One of my daughters has been singing a song about Jesus that contains the line “Jesus was a story-tellin’ man.” When I first heard that line it seemed a bit flip, as so many contemporary Christian songs are. But as I thought about it I realized that it contains a real truth: though Jesus was much more than a storyteller, He was at least that, and as a result the people of His day flocked to Him and heard Him gladly.
Christ’s words were always picturesque. He spoke of camels creeping through the hole in a needle, of people trying to remove specks from another’s eye when a plank was in their own. He referred to a house divided against itself, destined to fall down, to tossing children’s bread to dogs. He warned against the “yeast” of the Pharisees. Strictly speaking, however, those are not stories. The stories Jesus told fall into a particular category of story known as parable.
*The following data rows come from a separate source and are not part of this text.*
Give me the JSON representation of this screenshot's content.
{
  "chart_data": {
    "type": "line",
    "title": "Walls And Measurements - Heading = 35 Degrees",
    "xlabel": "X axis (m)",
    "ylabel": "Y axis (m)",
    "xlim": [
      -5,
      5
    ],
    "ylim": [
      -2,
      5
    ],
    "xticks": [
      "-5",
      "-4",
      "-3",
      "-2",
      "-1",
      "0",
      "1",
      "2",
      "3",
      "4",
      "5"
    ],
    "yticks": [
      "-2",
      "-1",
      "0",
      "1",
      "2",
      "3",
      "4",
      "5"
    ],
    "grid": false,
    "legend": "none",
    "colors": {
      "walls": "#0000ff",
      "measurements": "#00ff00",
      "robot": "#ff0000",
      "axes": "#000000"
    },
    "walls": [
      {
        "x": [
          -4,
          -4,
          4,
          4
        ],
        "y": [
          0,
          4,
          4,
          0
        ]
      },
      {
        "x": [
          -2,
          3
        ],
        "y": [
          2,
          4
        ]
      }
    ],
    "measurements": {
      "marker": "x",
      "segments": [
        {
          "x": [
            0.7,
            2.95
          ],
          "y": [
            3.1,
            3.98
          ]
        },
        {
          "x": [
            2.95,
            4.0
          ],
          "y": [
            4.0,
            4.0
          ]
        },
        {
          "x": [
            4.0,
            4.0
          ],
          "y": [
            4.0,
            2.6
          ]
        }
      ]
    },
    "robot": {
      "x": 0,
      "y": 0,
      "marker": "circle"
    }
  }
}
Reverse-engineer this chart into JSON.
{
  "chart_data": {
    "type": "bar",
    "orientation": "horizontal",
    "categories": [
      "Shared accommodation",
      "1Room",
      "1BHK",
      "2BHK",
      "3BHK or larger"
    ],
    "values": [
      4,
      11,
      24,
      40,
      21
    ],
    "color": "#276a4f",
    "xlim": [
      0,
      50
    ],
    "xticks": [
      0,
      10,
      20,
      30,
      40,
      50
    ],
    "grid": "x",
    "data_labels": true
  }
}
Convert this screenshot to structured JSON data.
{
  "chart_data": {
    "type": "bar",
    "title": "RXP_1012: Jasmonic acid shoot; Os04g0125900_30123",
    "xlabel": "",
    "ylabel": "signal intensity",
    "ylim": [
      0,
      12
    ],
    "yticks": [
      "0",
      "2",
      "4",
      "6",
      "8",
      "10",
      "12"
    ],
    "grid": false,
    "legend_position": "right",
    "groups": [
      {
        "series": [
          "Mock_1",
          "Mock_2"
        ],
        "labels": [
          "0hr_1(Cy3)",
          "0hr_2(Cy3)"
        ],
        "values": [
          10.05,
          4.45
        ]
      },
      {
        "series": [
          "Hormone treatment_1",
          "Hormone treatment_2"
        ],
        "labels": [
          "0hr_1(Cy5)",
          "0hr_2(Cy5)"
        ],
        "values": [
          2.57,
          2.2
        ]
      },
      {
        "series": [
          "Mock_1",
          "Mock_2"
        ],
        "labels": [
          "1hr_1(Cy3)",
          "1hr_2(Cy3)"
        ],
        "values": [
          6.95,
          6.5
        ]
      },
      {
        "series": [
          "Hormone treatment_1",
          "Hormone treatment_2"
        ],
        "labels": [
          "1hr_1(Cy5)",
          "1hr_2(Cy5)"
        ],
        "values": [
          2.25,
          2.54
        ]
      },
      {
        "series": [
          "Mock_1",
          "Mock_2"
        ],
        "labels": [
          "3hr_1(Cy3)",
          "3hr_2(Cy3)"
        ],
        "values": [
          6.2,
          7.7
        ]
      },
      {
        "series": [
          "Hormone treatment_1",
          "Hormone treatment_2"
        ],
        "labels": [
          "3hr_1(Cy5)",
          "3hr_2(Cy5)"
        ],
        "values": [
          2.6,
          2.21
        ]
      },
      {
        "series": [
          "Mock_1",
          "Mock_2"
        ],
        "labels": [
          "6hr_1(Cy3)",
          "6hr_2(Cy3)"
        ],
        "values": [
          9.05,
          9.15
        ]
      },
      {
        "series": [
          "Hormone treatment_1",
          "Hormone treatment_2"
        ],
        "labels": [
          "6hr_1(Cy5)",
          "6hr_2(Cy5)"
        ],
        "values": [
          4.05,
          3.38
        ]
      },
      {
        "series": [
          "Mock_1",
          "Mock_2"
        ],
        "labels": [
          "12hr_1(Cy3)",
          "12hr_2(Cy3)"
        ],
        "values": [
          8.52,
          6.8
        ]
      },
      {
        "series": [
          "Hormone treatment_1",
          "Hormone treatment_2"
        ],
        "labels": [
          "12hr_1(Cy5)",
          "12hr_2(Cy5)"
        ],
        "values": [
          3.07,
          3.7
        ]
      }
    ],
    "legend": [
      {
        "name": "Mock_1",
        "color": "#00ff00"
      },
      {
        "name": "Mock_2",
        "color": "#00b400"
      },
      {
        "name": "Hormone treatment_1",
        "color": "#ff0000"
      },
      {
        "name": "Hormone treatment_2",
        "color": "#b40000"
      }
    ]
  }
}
A parable is a story taken from real life (or a real-life situation) from which a moral or spiritual truth is drawn. Examples are many: the prodigal son, the good Samaritan, the Pharisee and the tax collector, the wedding banquet, the sheep and the goats , and others, including the parables of the kingdom that will occupy our attention in this first set of studies. By my count there are about twenty-seven parables, though some are closely related and may simply be different versions of the same story.
James Boice, The Parables of Jesus, (Moody Publishers, 1983,pp. 13-14).